A Harford County Republican is asking a legislative ethics panel to impose one of the severest forms of punishment on a sitting state delegate who is suing him for defamation.
Chris Biggs, of Abingdon, is asking the Joint Committee on Legislative Ethics to recommend censure for Del. Richard “Rick” Impallaria, R-Harford and Baltimore counties. In two separate filings with the committee obtained by The Daily Record, Biggs alleges that Impallaria filed the defamation suit in retaliation for an earlier complaint to the ethics committee and complains that Impallaria misused his official title when he filed one of his defamation lawsuits.
Biggs asks the committee to censure Impallaria for his lawsuit against him “to indicate that it is the will of the General Assembly to not allow citizens to be intimidated by threats of legal action when they shine a light on activity that violates the letter or the spirit of the ethics article.”
Censure is the most severe form of punishment short of expulsion.
Impallaria said he has not spoken to the ethics committee about the complaints.
“Fortunately we have a legal system where we try to resolve these things in court,” said Impallaria. “It would be nice if we could resolve them on a basketball court or a tennis court, but we don’t do it that way. We resolve them in a court. That’s what we’re doing. It’s the legal, ethical way to do things. When people owe you money, you go to court. When people damage your property, you go to court. You don’t do what they do in Baltimore City to resolve the issues.”
“People shouldn’t be wasting money sending false reports,” Impallaria said. “That’s just sad that they do that.”
Two members of the House of Delegates were publicly reprimanded in 2019 including Del. Mary Ann Lisanti, D-Harford County, who was censured for using a racial slur to describe a portion of Prince George’s County.
Impallaria, 56, filed separate defamation lawsuits against Biggs and Carol Kiple, another Harford County Republican, after both filed separate complaints with the Joint Legislative Ethics Committee.
Biggs filed two complaints in January.
In the first, he questioned the appropriateness of Impallaria receiving sports and concert tickets from an aide. The committee dismissed that, saying the prohibition on gifts applies only to persons having a financial interest who could be affected by the actions of the legislature.
In the second, Biggs alleged that Impallaria failed to properly disclose an outside job on annual ethics disclosure forms. The committee found that Impallaria, while disclosing the employment in some years, had in fact failed to disclose outside employment consistently. The ethics panel ultimately decided to take no action against Impallaria after he filed amended reports and promised the panel he would be more diligent in his disclosures.
Kiple, who also is being sued by Impallaria for defamation, filed a complaint with the ethics committee alleging that the delegate used his state printer for campaign materials.
The ethics committee, in a letter to Impallaria, said it could find no evidence that he had committed the ethical breach and dismissed the complaint.
The work of the committee is confidential by law.
In his lawsuits, Impallaria claims unspecified damages to his reputation as a result of the filings.
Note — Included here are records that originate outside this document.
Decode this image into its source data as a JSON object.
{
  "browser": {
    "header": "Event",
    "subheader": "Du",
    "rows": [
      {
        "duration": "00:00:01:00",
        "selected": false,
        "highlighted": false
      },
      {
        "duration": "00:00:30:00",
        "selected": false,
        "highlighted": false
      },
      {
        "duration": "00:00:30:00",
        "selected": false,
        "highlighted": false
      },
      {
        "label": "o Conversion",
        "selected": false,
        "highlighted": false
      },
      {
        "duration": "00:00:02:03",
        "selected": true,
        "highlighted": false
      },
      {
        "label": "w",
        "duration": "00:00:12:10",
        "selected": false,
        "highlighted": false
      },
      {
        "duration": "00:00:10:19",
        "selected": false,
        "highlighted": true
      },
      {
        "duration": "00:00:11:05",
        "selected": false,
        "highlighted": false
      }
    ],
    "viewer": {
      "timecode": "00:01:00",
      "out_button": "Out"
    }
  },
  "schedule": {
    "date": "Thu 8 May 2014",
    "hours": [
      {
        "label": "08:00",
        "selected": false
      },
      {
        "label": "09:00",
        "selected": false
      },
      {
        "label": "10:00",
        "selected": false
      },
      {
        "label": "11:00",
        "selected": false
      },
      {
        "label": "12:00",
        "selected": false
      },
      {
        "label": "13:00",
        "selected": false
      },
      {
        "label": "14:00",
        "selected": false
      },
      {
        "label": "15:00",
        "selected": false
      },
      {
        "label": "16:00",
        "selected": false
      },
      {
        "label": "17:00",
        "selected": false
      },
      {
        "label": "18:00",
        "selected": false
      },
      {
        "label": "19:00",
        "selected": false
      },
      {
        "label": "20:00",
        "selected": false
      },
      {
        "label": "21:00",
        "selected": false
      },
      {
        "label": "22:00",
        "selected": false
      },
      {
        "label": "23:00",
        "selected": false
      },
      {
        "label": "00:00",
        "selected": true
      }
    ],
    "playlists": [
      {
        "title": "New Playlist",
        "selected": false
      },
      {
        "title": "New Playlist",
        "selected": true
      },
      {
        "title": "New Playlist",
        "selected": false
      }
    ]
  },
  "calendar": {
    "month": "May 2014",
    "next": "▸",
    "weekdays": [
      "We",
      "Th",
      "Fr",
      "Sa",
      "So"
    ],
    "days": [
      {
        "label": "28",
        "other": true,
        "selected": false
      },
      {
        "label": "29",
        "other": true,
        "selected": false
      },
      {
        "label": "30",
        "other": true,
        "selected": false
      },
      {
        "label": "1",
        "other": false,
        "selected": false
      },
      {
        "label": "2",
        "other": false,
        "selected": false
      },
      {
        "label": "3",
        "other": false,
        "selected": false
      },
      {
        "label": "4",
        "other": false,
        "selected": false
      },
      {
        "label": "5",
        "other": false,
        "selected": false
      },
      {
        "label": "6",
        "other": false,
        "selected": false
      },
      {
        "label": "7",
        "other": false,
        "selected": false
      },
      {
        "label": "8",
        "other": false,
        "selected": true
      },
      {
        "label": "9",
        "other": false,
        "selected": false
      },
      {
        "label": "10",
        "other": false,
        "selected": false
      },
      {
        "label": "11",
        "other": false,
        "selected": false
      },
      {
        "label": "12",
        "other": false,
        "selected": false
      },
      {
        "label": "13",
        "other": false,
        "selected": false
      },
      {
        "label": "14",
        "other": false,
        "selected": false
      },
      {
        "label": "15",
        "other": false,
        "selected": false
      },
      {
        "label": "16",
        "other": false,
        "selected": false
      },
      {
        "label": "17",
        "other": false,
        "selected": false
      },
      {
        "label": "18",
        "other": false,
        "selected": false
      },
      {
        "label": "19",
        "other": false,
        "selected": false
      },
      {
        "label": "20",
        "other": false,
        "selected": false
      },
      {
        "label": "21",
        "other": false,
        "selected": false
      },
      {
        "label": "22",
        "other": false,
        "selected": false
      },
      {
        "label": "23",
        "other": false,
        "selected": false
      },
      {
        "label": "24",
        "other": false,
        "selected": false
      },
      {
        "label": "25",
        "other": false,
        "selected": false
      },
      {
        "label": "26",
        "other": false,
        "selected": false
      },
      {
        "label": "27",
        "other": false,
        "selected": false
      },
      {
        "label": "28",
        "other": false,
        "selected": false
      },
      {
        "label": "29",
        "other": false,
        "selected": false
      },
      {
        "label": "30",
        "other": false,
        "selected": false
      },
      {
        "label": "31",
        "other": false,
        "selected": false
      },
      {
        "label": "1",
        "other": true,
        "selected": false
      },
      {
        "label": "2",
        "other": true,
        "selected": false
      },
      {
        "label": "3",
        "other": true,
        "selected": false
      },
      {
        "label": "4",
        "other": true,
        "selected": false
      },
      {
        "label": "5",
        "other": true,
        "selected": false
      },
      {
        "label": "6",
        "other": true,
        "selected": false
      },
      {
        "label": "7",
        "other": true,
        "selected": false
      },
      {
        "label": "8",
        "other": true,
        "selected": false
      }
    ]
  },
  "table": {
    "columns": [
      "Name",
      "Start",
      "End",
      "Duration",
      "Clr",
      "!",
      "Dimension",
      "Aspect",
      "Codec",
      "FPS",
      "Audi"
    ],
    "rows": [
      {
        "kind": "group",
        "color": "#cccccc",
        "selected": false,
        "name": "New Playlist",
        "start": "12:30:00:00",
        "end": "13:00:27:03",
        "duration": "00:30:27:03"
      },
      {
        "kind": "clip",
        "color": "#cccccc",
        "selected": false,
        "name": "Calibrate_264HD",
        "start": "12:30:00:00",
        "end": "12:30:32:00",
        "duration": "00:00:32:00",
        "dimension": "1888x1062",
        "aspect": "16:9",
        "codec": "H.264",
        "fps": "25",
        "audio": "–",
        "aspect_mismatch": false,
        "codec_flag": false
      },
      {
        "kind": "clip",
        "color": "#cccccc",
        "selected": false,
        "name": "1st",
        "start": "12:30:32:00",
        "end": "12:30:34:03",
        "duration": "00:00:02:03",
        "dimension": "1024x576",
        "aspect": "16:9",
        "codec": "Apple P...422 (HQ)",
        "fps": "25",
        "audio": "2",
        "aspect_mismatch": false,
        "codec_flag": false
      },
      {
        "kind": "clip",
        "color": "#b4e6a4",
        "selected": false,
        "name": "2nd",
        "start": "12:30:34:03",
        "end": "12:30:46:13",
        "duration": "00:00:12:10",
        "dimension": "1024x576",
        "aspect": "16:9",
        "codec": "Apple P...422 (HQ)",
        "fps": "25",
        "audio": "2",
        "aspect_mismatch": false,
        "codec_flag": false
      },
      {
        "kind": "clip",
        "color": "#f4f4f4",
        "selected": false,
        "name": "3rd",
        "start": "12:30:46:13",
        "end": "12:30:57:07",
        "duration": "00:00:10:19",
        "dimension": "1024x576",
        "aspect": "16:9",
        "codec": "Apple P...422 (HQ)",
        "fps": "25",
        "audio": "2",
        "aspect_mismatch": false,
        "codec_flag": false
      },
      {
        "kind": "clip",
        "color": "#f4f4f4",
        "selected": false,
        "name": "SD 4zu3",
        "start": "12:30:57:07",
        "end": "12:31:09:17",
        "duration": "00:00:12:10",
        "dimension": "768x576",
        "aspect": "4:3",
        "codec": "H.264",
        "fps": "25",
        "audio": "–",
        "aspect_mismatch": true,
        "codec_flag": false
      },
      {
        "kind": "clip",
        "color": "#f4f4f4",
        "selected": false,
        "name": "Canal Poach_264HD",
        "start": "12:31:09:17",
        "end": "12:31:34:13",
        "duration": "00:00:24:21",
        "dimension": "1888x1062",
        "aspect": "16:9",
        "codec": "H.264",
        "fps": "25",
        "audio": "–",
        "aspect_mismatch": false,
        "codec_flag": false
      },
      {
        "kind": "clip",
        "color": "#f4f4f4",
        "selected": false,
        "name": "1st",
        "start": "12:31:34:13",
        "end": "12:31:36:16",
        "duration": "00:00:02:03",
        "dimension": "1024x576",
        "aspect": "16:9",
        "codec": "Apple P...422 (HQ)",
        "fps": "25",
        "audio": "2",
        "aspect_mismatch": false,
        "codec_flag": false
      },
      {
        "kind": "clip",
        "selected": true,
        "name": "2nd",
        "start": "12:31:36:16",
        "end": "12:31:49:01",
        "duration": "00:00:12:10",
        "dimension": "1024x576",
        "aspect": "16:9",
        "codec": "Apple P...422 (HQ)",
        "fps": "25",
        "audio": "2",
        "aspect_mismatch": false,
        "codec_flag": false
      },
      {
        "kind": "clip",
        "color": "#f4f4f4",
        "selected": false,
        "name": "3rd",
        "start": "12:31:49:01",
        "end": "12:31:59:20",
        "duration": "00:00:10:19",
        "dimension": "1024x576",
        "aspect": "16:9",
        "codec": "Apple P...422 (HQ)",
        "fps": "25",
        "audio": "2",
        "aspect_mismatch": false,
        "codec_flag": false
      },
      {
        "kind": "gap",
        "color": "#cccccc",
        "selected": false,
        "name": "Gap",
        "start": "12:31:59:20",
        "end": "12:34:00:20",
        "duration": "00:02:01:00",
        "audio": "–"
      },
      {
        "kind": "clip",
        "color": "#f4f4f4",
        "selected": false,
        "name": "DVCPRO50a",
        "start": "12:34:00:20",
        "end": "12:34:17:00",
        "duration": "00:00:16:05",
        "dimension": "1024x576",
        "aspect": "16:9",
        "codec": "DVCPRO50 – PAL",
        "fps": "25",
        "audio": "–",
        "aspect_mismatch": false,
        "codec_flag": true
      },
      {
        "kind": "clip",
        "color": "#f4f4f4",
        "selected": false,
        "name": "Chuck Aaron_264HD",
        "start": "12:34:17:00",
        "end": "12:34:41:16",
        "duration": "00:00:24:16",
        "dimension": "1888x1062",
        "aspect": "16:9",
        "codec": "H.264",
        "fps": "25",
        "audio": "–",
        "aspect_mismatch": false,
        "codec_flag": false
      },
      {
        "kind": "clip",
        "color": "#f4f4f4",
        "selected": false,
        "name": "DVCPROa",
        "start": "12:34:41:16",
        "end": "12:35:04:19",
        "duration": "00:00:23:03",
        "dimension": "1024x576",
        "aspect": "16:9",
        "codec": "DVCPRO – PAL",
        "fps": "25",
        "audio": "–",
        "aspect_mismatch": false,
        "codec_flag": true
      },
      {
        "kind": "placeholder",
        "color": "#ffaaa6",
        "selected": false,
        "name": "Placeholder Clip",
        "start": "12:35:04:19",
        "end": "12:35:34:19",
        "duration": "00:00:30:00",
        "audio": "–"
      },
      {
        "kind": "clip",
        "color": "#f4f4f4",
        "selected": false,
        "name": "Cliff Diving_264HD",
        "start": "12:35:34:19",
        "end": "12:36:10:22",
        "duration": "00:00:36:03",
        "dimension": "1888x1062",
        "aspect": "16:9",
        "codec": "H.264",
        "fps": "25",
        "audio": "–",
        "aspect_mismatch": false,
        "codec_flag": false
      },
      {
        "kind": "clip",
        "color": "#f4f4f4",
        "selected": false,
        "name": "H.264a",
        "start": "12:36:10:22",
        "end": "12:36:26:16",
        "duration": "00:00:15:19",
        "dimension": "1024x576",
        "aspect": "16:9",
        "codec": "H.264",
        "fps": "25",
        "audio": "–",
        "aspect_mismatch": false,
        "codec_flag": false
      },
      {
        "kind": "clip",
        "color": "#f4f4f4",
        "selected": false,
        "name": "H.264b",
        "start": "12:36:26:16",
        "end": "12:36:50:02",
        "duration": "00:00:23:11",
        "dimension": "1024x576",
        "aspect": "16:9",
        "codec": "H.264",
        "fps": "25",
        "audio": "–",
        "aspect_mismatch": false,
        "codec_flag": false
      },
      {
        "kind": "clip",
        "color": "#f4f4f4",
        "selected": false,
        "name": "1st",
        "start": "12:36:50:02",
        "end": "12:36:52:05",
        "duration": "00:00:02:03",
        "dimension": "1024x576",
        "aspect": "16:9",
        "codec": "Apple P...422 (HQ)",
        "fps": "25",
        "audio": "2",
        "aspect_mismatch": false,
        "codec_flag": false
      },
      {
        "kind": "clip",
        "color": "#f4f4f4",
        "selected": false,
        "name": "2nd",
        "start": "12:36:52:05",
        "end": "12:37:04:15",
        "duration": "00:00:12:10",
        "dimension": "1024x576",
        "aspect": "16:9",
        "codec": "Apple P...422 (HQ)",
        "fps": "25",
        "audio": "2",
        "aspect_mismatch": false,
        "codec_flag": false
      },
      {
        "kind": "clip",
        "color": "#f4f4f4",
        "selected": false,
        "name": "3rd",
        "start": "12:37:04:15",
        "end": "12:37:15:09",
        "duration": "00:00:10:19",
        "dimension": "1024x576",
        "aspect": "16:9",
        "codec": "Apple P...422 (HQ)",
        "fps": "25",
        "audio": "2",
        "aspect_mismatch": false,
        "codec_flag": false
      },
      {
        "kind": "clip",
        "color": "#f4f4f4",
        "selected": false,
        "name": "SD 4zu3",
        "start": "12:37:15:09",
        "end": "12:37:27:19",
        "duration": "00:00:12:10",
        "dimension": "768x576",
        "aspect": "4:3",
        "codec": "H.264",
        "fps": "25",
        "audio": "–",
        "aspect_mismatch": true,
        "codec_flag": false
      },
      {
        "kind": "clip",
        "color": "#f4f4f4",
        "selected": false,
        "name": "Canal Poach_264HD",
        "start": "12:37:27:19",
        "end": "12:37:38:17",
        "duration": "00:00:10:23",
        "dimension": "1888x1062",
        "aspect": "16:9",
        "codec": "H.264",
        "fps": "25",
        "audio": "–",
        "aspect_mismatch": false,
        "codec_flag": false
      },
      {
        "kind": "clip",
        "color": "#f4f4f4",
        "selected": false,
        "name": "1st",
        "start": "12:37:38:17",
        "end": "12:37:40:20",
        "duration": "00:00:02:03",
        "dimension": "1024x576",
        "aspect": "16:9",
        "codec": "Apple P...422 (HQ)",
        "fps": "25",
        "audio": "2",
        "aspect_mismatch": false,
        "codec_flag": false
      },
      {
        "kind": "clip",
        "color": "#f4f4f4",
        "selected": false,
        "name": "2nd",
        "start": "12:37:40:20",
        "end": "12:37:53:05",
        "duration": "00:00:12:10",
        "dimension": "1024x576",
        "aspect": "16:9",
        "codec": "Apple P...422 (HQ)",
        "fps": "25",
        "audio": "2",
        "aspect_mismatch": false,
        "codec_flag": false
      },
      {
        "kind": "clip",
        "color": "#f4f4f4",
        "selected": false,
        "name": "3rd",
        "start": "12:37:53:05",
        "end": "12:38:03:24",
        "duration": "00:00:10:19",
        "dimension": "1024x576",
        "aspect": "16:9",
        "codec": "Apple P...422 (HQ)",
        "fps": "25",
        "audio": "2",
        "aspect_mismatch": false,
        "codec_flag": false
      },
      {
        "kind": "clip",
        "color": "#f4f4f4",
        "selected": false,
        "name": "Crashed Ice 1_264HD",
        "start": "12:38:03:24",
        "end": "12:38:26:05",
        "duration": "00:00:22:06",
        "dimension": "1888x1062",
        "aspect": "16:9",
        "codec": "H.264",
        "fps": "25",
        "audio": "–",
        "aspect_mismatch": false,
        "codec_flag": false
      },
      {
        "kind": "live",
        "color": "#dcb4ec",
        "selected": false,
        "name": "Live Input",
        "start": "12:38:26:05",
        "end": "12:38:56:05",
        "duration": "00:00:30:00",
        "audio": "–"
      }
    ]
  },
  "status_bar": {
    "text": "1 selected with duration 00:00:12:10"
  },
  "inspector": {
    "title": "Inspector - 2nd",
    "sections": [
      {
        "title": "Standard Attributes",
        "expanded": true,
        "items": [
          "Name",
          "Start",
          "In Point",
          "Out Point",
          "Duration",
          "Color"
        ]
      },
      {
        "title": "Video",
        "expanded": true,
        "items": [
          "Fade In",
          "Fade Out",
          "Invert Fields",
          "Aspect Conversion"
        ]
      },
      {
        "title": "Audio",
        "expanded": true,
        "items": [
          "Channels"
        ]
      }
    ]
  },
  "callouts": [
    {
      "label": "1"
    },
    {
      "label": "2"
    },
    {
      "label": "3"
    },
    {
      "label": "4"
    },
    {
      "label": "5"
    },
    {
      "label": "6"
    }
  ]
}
The complaints and the committee’s decisions did not become public until Impallaria included letters from the committee in his public court filings.
Brian Young, a Bel Air attorney who represents both Biggs and Kiple, declined to comment on the ethics complaints filed by his client “but (I) look forward to the Joint Committee on Legislative Ethics upholding the high standards Marylanders expect from legislators in the coming weeks.”
No hearing date has been set in the case against Biggs.
A motions hearing is set for Aug. 16 to determine if the Kiple case should be heard in Anne Arundel County or refiled in Harford County.
Impallaria has filed a number of defamation suits in the last year, all against members of his own party.
On Thursday, a Baltimore County Circuit Court judge granted a motion to dismiss with prejudice a case against four members of the Baltimore County Republican Central Committee. Judge Jan Alexander also ordered a summary judgment against Impallaria, citing legal deficiencies in the delegate’s case — he is representing himself — and saying a key piece of evidence likely violated state wiretap laws and would not be admissible in court.
Impallaria also filed a defamation case against Michael Geppi, a former 2018 Republican primary challenger who published mailings using a mugshot taken when Impallaria was arrested in 2016 for driving under the influence of alcohol in Ocean City.
Impallaria claims unspecified damages to his reputation and that Geppi defamed him by publishing a campaign mailer highlighting his brushes with the legal system, including driving under the influence, dozens of motor vehicle violations and case in which he was charged with attempting to run over his mother, brother and two others. The latter charges reduced to battery, and Impallaria received three years probation in that incident.